The case began when a Spanish lawyer Googled himself and saw some damaging information in a Spanish newspaper. He felt that the information was out of date, and asked the newspaper to remove it. They refused, so he asked Google to remove the items from their index, so that people searching for him wouldn’t find that information so easily.
This is a common issue, actually. We have clients come to us for reputation management when a negative review or an unfortunate news story shows up prominently in their search results. Typically, we help them add enough great content that the bad news is no longer on the first page when people search for them.
One such case was that of a hospital that had the misfortune to have a murder take place in their parking lot. While this was clearly not the hospital’s fault, nor under their control, it was harmful for them when that news story showed up all over the SERPs when prospective patients Googled the hospital. We have no qualms about helping organizations in this kind of position.
Most review sites will not remove bad reviews if asked to do so, and news outlets usually remove a story and publish a retraction only if the story turns out to be false. We’ve never even thought of asking Google to remove something from their index. It sounds like suppression of information, quite contrary to the ideas of free speech, a free press, and the people’s right to know.
The European High Court specifically stated that personal privacy trumps the people’s right to know, according to Law360. The top legal adviser to the court agreed that Google’s search engine is a machine, not someone intentionally controlling information, but the court disagreed. While the actual source of the information — in this case a Spanish newspaper — was not required to remove the story in question, Google has been told that they must now remove web pages from their index if they are asked to do so by someone who finds their search results unflattering. Or at least if they are asked to do so by a European, and unless they have a good reason not to. The criteria for considering something a “good reason” have not been defined very clearly.

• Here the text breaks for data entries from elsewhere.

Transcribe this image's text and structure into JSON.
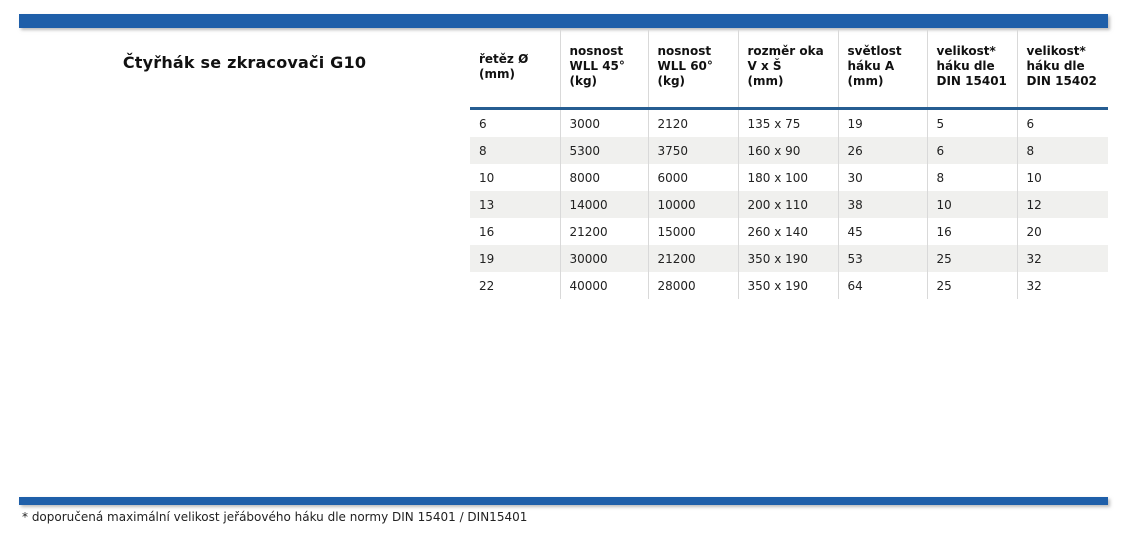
{
  "page": {
    "title": "Čtyřhák se zkracovači G10",
    "footnote": "* doporučená maximální velikost jeřábového háku dle normy DIN 15401 / DIN15401"
  },
  "colors": {
    "accent_bar": "#1F5FA9",
    "header_rule": "#265D92",
    "row_alternate": "#F0F0EE",
    "column_divider": "#D9D9D9"
  },
  "chart_data": {
    "type": "table",
    "headers": [
      "řetěz Ø\n(mm)",
      "nosnost\nWLL 45°\n(kg)",
      "nosnost\nWLL 60°\n(kg)",
      "rozměr oka\nV x Š\n(mm)",
      "světlost\nháku A\n(mm)",
      "velikost*\nháku dle\nDIN 15401",
      "velikost*\nháku dle\nDIN 15402"
    ],
    "rows": [
      [
        "6",
        "3000",
        "2120",
        "135 x 75",
        "19",
        "5",
        "6"
      ],
      [
        "8",
        "5300",
        "3750",
        "160 x 90",
        "26",
        "6",
        "8"
      ],
      [
        "10",
        "8000",
        "6000",
        "180 x 100",
        "30",
        "8",
        "10"
      ],
      [
        "13",
        "14000",
        "10000",
        "200 x 110",
        "38",
        "10",
        "12"
      ],
      [
        "16",
        "21200",
        "15000",
        "260 x 140",
        "45",
        "16",
        "20"
      ],
      [
        "19",
        "30000",
        "21200",
        "350 x 190",
        "53",
        "25",
        "32"
      ],
      [
        "22",
        "40000",
        "28000",
        "350 x 190",
        "64",
        "25",
        "32"
      ]
    ]
  }
}
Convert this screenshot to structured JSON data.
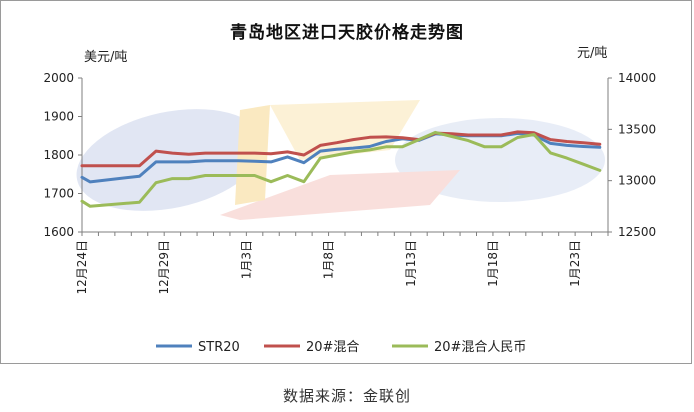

The investment of time and money involved in doing so might be considerable. Jeff Deist wrote, at Mises Economics Blog, that “search engines don’t ‘own,’ host, or control the unflattering content in question, they merely direct searchers to a list of results from a particular query. So what, precisely, is the legal theory that justifies compelling a search company not to direct eyeballs to content which exists anyway?”
In the U.S. this would apparently not be an answerable question. In Europe, however, unflattering comments made by someone at a social media site could conceivably, on the basis of the High Court ruling, become the problem of the social media site owner.
The result for the lawyer who brought the suit is, of course, that millions of people who would never have Googled him now know all the embarrassing stuff he sued to hide. Our method would have worked better.